She "needs" shoes! Aha, a woman after my own heart! Thanks Dave for your post. I remember you mentioning this before, about being away from home to talk. We talked a lot Saturday night, and I was able to address some things in my letter. He just cannot talk about "it". Not what brings the moods on. Cannot tell me if he is having flashbacks, or what his thoughts are throughout the day, what he's thinking, what's happening for him, nothing. I did ask if April was a bad month for him, and he said yes it was, but when I asked further about anything else (perhaps spring break week, etc.), he cannot go on from there. Just cannot. And that's okay.
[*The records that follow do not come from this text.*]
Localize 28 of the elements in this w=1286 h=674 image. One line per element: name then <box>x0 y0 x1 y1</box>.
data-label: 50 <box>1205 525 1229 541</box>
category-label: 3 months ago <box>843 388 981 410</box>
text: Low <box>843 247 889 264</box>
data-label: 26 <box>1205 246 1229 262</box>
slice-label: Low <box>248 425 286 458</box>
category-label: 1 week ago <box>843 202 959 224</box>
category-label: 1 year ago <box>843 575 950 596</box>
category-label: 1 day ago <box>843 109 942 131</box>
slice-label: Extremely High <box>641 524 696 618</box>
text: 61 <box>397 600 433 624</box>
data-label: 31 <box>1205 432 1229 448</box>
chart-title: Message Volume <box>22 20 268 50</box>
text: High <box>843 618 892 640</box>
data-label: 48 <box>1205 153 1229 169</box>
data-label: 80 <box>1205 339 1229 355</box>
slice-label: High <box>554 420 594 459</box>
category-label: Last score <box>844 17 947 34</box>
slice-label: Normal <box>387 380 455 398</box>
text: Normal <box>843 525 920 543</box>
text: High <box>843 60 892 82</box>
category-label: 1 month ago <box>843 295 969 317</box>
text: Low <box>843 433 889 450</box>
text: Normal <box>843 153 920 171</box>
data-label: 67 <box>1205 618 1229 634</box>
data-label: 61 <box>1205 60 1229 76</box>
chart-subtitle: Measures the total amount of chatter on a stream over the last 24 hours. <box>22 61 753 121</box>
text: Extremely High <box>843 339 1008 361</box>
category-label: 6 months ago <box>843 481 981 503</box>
We were able to talk about how different we are, how I share eveything and that helps me cope, and he shares relatively nothing and that's his way of coping. I told him how I feel pretty useless when it comes to helping him through these times, and he says it's just the opposite, knowing "I'm there" and not going to leave or pressure him, that is his greatest help. it still feels like I do very little to help, but, oh well.
When I read the stories of other survivors here, and how some of you able to talk to your spouses/partners, or other family member or friend, and some of you say it is such a relief, that is what I wish for him, that he could be relieved of some of the baggage or thoughts, or something. But, for him he uses the analogy that some people cannot handle going over or reliving these old horrible things (war veterans, prisoners of war, PTSD), they lose control, and he feels that it is better not to dredge things up, as he would not be able to handle the emotions it would invoke.
So, my best for him is just being there, knowing that I love him and am there to talk if he wants to. So, we wait for the storm to pass, but another one is always lurking on the horizon.